I would like to see us deploy an authenticated denial of existence
mechanism that is not eminently susceptible to offline dictionary
attack. My experience so far is that most people in the crypto
community do not look favorably on NSEC3. Not just Dan Bernstein,
whose strong criticisms are well known (and correct in my opinion).
IETF protocols should pass muster with the professional cryptographer
community.

I don't mean to bash NSEC3 - I think it was the best solution at the
time given the constraints we imposed on ourselves.

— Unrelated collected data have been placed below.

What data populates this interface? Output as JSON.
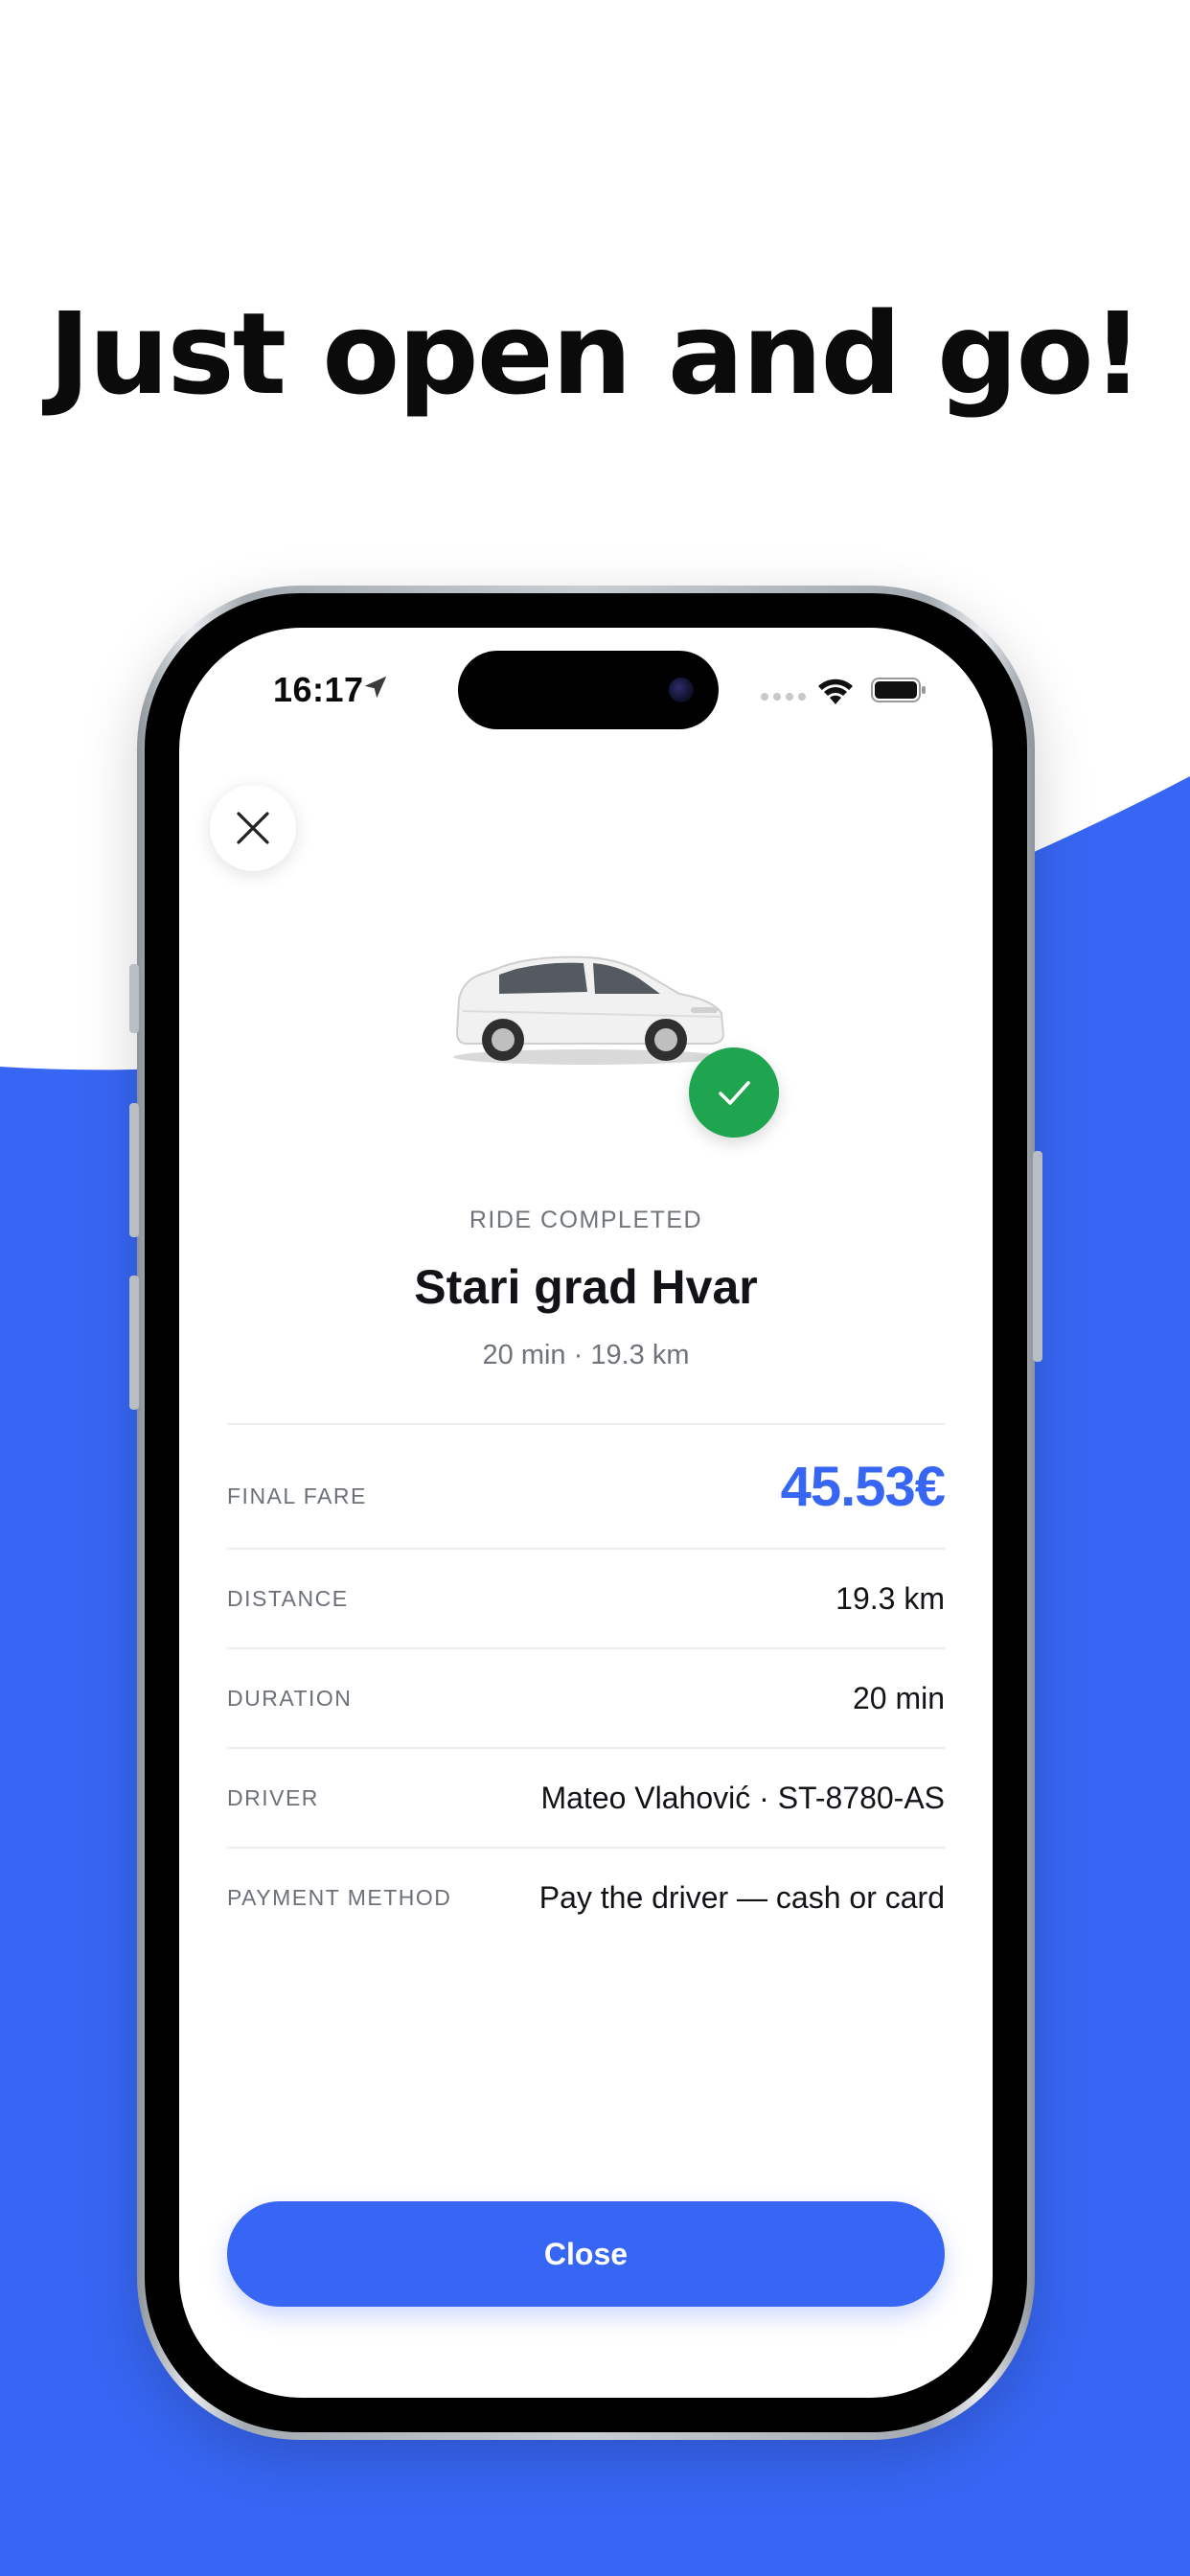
{
  "headline": "Just open and go!",
  "status_bar": {
    "time": "16:17"
  },
  "ride": {
    "status": "RIDE COMPLETED",
    "destination": "Stari grad Hvar",
    "summary": "20 min · 19.3 km"
  },
  "details": [
    {
      "label": "FINAL FARE",
      "value": "45.53€"
    },
    {
      "label": "DISTANCE",
      "value": "19.3 km"
    },
    {
      "label": "DURATION",
      "value": "20 min"
    },
    {
      "label": "DRIVER",
      "value": "Mateo Vlahović · ST-8780-AS"
    },
    {
      "label": "PAYMENT METHOD",
      "value": "Pay the driver — cash or card"
    }
  ],
  "close_button": "Close",
  "colors": {
    "brand_blue": "#3766f4",
    "success_green": "#1fa54f"
  },
  "icons": {
    "close": "close-icon",
    "check": "checkmark-icon",
    "location": "location-arrow-icon",
    "wifi": "wifi-icon",
    "battery": "battery-icon"
  }
}
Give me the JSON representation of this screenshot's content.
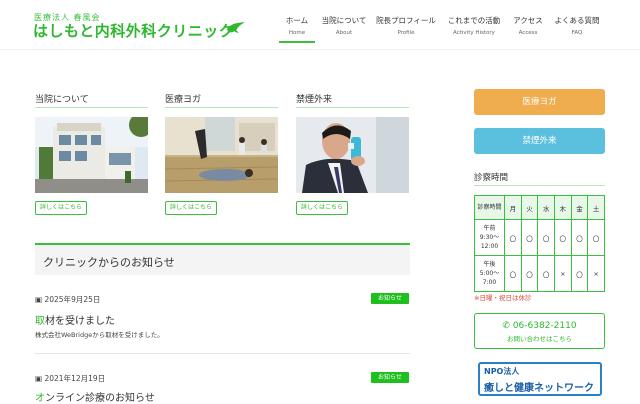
{
  "header": {
    "logo_sub": "医療法人 春風会",
    "logo_main": "はしもと内科外科クリニック",
    "nav": [
      {
        "jp": "ホーム",
        "en": "Home"
      },
      {
        "jp": "当院について",
        "en": "About"
      },
      {
        "jp": "院長プロフィール",
        "en": "Profile"
      },
      {
        "jp": "これまでの活動",
        "en": "Activity History"
      },
      {
        "jp": "アクセス",
        "en": "Access"
      },
      {
        "jp": "よくある質問",
        "en": "FAQ"
      }
    ]
  },
  "features": [
    {
      "title": "当院について",
      "button": "詳しくはこちら",
      "image": "clinic-building"
    },
    {
      "title": "医療ヨガ",
      "button": "詳しくはこちら",
      "image": "yoga-class"
    },
    {
      "title": "禁煙外来",
      "button": "詳しくはこちら",
      "image": "man-with-inhaler"
    }
  ],
  "news": {
    "heading": "クリニックからのお知らせ",
    "items": [
      {
        "date": "2025年9月25日",
        "badge": "お知らせ",
        "title_first": "取",
        "title_rest": "材を受けました",
        "body": "株式会社WeBridgeから取材を受けました。"
      },
      {
        "date": "2021年12月19日",
        "badge": "お知らせ",
        "title_first": "オ",
        "title_rest": "ンライン診療のお知らせ",
        "body": ""
      }
    ]
  },
  "sidebar": {
    "yoga_button": "医療ヨガ",
    "smoking_button": "禁煙外来",
    "hours_title": "診察時間",
    "table_header": [
      "診察時間",
      "月",
      "火",
      "水",
      "木",
      "金",
      "土"
    ],
    "rows": [
      {
        "label": "午前 9:30〜 12:00",
        "cells": [
          "〇",
          "〇",
          "〇",
          "〇",
          "〇",
          "〇"
        ]
      },
      {
        "label": "午後 5:00〜 7:00",
        "cells": [
          "〇",
          "〇",
          "〇",
          "×",
          "〇",
          "×"
        ]
      }
    ],
    "note": "※日曜・祝日は休診",
    "phone": "06-6382-2110",
    "phone_sub": "お問い合わせはこちら",
    "npo_line1": "NPO法人",
    "npo_line2": "癒しと健康ネットワーク"
  },
  "colors": {
    "green": "#3cbf3c",
    "orange": "#f0ad4e",
    "blue": "#5bc0de",
    "red": "#e0443a",
    "npo_blue": "#1a5fa8"
  }
}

But it might be
time to look forward.

I certainly agree that the deployment challenges are significant.
But we have several similar challenges already on the radar, which
we will have to tackle:

  - EdDSA

  - NSEC3 hash replacement

    (The recent SHA-1 collision news does not pose an immediate threat
    to NSEC3, but will surely put pressure on us to upgrade the hash
    algorithm on the well known principle that attacks will inevitably
    get better fast.)

  - Post Quantum Crypto algorithms (slightly longer term, but something we
    need to start designing very soon).

I also wonder, given the challenges of deploying new algorithms, and
the downsides to multiple signing due to packet size concerns - is it
time to design an algorithm negotiation protocol for DNSSEC? It would
have the same initial deployment challenge, but then could help out with
new algorithm transitions going forward.

Arguably, there is an additional "implementation challenge" for NSEC5,
which is a bit more complex than rolling out just a new DNSSEC algorithm.
But I think the implementation work already done presents a positive
picture.

I know several additional folks who have expressed interest in NSEC5 -
I hope they'll speak up.

On Fri, Mar 10, 2017 at 12:46 PM, Warren Kumari <war...@kumari.net> wrote:

> Especially with the prevalence of passive DNS services, I believe that
> publishing something in the DNS makes it "public" - sure, you can hide
> some things behind split-DNS, but putting `super-skrit-key.exmaple.com
> IN 600 TXT "Hunter3"` is guaranteed to end poorly.
>
> NSEC5 has some very cute tricks, but I don't agree with the premise
> that it solves a real world problem.
>

Apparently there are many folks in the community who think so, otherwise
NSEC3 would not have been developed. I personally don't care for any zones
that I run. But if we are providing a solution for folks that do care, we
should
have the most secure (yet practical) solution we know how to design.